I started my ride back to Bangalore, but destiny was different. My college mate Vishnu Prakash Sreenivasan rang me up and said that we could catch up in Pune and go to 'Mahabaleswar'. Without second thoughts I accepted the invitation as this hill station in Western Ghats range was always there in my bucket list. Unfortunately, he had to drop the plan and we decided to meet at Belgaum. So I took a halt at Pune and visited my buddy Dolly Mokati who served me a great dinner. Later, I started riding through the beautiful Mapro plantations, all the way to Mahabaleshwar. The visibility was below 5 m when I reached 'Sydney Point'. The solo rider was tired by then and didn't want to take the risk of exploring the dense forest during the early night. While riding down the ghat, I saw three street lights a few steps away from the road and a bit inside the forest. The curiosity drove me towards it. It seemed like a haunted place with graves written in Arabic. This place took me aback “for the night is dark and full of terrors” :O . Somehow, I managed to take a few pictures and walked towards my bike with a fear in mind.

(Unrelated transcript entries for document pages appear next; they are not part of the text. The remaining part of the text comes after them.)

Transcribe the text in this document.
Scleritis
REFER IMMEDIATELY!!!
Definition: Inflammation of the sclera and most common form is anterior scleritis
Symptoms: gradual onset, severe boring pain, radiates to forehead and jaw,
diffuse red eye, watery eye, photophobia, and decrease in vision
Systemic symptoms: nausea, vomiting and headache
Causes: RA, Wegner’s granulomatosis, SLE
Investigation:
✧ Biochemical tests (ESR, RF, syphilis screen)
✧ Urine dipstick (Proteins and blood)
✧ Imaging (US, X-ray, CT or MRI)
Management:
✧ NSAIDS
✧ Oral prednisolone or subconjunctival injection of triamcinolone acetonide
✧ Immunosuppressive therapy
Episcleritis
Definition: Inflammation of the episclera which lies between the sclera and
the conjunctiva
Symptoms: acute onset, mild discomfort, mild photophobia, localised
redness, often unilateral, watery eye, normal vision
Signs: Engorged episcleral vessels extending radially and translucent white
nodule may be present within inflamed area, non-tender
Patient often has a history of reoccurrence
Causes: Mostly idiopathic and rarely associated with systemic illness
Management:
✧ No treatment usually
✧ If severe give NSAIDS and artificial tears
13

I reached Belgaum by midnight but that graveyard had consumed my mind until I fell asleep. Early morning, Vishnu and I had breakfast from the hotel where we stayed and was all geared up for the ride to Bangalore. We took few pit stops for rest and for taking photos and reached Tumkur around 4 PM. From there, we bid adieu to each other and he took the deviation towards Mysore and I rode towards bangalore. Finally, reached namma bengaluru by 8 PM feeling like a champion. An amazing time had come to an end. I felt so refreshed and earned many XPs to my real life experience. Thank God for those awesome five days which was the longest solo ride by me- 2500 KM!